Namespace Keras.Callbacks
Classes
BaseLogger
Callback that accumulates epoch averages of metrics. This callback is automatically applied to every Keras model.
Callback
Abstract base class used to build new callbacks. The logs dictionary that callback methods take as argument will contain keys for quantities relevant to the current batch or epoch. Currently, the.fit() method of the Sequential model class will include the following quantities in the logs that it passes to its callbacks: on_epoch_end: logs include acc and loss, and optionally include val_loss(if validation is enabled in fit), and val_acc(if validation and accuracy monitoring are enabled). on_batch_begin: logs include size, the number of samples in the current batch.on_batch_end: logs include loss, and optionally acc(if accuracy monitoring is enabled).
CSVLogger
Callback that streams epoch results to a csv file. Supports all values that can be represented as a string, including 1D iterables such as np.ndarray.
EarlyStopping
Stop training when a monitored quantity has stopped improving.
History
Callback that records events into a History object. This callback is automatically applied to every Keras model.The History object gets returned by the fit method of models.
LearningRateScheduler
Learning rate scheduler.
ModelCheckpoint
Save the model after every epoch. filepath can contain named formatting options, which will be filled with the values of epoch and keys in logs(passed in on_epoch_end). For example: if filepath is weights.{epoch:02d}-{val_loss:.2f}.hdf5, then the model checkpoints will be saved with the epoch number and the validation loss in the filename.
ProgbarLogger
Callback that prints metrics to stdout.
ReduceLROnPlateau
Reduce learning rate when a metric has stopped improving.

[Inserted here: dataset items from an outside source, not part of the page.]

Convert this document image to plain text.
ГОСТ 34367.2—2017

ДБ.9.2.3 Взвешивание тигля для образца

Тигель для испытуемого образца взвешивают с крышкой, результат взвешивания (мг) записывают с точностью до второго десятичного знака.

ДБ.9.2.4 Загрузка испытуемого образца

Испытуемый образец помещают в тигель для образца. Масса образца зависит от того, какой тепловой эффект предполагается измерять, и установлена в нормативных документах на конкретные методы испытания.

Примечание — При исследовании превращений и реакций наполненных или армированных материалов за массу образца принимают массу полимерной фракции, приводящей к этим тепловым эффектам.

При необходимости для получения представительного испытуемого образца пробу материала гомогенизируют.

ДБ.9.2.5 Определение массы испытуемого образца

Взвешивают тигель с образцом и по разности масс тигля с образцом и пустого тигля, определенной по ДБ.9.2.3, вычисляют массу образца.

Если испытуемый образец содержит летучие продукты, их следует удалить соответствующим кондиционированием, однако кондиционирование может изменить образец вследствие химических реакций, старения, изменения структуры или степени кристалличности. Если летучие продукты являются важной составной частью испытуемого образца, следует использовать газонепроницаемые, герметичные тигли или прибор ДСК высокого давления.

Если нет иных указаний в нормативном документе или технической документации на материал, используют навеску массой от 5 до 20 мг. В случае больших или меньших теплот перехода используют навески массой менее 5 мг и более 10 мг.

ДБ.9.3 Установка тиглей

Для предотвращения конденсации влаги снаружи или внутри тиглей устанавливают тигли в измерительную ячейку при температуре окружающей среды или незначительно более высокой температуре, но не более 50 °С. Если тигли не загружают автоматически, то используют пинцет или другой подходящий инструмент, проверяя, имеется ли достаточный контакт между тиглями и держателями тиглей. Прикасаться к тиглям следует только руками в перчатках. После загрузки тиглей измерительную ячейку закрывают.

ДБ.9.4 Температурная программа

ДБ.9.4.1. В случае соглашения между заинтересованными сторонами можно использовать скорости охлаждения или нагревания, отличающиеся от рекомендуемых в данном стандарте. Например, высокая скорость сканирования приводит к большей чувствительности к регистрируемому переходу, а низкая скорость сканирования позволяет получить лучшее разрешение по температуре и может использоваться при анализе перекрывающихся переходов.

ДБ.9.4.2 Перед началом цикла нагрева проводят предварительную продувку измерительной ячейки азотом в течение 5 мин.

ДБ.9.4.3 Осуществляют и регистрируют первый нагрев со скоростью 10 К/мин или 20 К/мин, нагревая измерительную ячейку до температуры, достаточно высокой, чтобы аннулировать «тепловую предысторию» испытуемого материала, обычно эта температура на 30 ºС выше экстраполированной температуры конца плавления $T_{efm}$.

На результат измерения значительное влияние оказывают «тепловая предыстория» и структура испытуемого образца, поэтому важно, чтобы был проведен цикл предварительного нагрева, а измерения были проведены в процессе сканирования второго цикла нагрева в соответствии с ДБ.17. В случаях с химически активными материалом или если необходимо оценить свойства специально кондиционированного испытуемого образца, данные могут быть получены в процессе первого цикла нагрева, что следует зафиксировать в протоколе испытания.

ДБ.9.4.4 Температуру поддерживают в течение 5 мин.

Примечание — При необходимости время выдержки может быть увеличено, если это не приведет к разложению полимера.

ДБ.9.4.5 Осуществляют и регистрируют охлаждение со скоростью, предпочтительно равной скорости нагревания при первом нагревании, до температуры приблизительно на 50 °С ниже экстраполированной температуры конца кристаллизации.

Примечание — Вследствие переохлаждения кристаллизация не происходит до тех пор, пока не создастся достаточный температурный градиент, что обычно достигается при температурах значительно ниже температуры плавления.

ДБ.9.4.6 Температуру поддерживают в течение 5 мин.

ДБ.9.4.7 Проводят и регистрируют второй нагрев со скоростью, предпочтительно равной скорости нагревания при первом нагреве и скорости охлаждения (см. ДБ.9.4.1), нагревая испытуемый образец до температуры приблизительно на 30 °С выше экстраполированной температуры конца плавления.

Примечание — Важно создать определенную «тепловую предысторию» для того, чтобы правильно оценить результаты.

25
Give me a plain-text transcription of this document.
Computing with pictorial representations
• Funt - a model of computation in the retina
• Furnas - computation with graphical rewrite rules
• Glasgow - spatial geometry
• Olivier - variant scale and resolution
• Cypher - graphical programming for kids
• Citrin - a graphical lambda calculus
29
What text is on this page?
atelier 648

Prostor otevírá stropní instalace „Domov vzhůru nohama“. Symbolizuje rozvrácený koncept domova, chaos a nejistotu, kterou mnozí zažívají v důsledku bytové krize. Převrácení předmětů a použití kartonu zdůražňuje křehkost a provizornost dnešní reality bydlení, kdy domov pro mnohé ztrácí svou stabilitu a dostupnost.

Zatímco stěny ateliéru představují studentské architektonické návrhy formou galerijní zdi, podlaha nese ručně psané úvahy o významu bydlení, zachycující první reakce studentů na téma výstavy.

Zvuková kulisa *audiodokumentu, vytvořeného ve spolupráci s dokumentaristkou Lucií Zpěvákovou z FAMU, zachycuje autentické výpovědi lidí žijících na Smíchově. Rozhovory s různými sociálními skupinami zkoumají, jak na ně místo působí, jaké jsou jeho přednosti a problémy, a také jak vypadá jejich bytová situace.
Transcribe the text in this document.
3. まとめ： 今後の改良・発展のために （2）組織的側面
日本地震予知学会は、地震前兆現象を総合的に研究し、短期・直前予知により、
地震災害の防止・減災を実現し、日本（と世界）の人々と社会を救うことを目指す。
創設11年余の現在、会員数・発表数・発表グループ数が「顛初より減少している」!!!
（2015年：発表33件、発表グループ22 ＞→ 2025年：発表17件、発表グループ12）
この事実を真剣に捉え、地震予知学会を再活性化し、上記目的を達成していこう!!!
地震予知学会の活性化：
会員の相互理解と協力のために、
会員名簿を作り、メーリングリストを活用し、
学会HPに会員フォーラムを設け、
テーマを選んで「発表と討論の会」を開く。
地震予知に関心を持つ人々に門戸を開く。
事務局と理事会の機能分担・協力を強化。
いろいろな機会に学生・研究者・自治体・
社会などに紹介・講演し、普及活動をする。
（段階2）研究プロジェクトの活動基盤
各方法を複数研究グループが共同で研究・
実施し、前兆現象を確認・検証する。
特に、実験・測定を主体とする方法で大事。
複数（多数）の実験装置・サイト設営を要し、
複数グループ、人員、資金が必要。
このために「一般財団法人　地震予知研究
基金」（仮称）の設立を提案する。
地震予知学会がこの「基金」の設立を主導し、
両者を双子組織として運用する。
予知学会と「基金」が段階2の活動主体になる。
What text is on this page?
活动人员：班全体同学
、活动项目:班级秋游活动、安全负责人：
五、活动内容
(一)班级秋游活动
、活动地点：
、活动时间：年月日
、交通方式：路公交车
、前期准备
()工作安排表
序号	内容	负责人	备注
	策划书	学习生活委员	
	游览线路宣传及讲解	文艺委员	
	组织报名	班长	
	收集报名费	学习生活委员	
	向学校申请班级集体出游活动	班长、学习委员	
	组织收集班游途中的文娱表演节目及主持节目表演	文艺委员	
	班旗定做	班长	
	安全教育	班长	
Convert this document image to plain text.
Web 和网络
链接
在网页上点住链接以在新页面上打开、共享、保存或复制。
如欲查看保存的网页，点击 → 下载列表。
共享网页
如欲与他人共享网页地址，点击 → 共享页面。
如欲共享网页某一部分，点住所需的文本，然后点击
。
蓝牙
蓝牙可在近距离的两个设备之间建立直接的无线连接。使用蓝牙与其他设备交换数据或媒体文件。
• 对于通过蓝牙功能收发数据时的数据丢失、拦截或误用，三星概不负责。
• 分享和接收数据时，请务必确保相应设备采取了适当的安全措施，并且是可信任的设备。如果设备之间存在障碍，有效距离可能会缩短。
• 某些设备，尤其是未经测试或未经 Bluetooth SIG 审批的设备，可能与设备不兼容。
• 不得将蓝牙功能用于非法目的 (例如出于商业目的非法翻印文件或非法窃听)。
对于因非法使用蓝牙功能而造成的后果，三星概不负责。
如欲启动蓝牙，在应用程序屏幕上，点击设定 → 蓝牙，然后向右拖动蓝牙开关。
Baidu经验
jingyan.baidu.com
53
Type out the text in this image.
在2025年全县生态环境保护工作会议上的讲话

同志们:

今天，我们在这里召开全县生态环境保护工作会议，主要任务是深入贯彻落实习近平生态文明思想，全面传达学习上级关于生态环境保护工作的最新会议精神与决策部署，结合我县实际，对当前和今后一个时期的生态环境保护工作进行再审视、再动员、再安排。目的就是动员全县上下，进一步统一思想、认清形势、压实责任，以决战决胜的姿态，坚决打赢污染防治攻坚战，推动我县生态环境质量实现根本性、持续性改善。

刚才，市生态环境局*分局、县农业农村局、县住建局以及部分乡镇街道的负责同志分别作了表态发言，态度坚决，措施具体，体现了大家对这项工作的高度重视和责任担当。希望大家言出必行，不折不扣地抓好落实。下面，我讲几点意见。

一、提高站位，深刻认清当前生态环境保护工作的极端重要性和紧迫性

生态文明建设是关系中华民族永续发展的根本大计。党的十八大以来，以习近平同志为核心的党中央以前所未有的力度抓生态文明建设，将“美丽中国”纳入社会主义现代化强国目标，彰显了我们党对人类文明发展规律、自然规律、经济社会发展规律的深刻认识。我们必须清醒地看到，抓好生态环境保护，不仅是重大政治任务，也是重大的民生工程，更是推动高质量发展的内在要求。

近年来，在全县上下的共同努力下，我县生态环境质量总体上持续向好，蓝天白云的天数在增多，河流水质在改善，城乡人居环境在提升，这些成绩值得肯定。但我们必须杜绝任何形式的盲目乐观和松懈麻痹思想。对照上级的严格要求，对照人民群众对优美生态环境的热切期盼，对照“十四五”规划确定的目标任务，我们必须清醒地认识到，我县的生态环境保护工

Models often benefit from reducing the learning rate by a factor of 2-10 once learning stagnates. This callback monitors a quantity and if no improvement is seen for a 'patience' number of epochs, the learning rate is reduced.
RemoteMonitor
Callback used to stream events to a server. Requires the requests library.Events are sent to root + '/publish/epoch/end/' by default. Calls are HTTP POST, with a data argument which is a JSON-encoded dictionary of event data.If send_as_json is set to True, the content type of the request will be application/json.Otherwise the serialized JSON will be send within a form
TensorBoard
TensorBoard basic visualizations. TensorBoard is a visualization tool provided with TensorFlow. This callback writes a log for TensorBoard, which allows you to visualize dynamic graphs of your training and test metrics, as well as activation histograms for the different layers in your model. If you have installed TensorFlow with pip, you should be able to launch TensorBoard from the command line: tensorboard --logdir=/ full_path_to_your_logs When using a backend other than TensorFlow, TensorBoard will still work(if you have TensorFlow installed), but the only feature available will be the display of the losses and metrics plots.
TerminateOnNaN
Callback that terminates training when a NaN loss is encountered.